Strain variation in capacity to develop peripheral blood eosinophilia was observed in inbred NIH and C57BL/10 (B10) mice exposed to parasite antigens by infection or by parenteral injection in Freund's complete adjuvant. NIH mice were good responders, showing rapid development of high eosinophil counts, B10 mice were low responders. The difference in response phenotype was independent of the parasite used for infection (Trichinella spiralis or Nematospiroides dubius) and of the antigen used for injection (T. spiralis larval antigen or Limulus haemocyanin). Pre-treatment of T. spiralis infected mice with low doses of cyclophosphamide (150 mg/kg) or restriction of the duration of infection to 7 days by anthelmintic treatment did not enhance the response of B10 mice. Thus no evidence was found that the poor response phenotype of B10 during T. spiralis infection reflected any active suppressive mechanisms developed during the adult or muscle larval phases of infection. Demonstration that eosinophilia is induced primarily by the intestinal phase allows comparison with other parameters of the immune response induced by the adult worms, namely intestinal mastocytosis and worm expulsion.

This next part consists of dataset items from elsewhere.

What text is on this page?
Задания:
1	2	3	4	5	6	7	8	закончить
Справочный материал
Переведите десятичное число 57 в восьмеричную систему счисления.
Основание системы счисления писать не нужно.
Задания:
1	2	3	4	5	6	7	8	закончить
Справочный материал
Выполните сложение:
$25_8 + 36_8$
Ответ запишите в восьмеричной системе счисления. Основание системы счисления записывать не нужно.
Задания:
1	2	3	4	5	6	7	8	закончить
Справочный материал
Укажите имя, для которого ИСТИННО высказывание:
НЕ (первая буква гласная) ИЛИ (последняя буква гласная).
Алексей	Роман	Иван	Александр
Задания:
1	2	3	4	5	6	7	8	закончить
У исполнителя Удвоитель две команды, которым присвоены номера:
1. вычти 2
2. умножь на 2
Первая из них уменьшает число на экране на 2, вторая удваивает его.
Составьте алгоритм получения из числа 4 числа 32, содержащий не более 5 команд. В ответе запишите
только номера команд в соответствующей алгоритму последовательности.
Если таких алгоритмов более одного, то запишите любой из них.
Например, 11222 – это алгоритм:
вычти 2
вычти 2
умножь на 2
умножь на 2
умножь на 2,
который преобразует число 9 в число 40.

From this comparison it is concluded that the low eosinophil response phenotype of B10 mice may reflect a generalized deficiency in the response of bone marrow derived precursor cells to factors of T lymphocyte origin. The significance of genetically determined variation in eosinophil responsiveness is discussed in relation to the development of protective immune or pathological responses to parasite infection.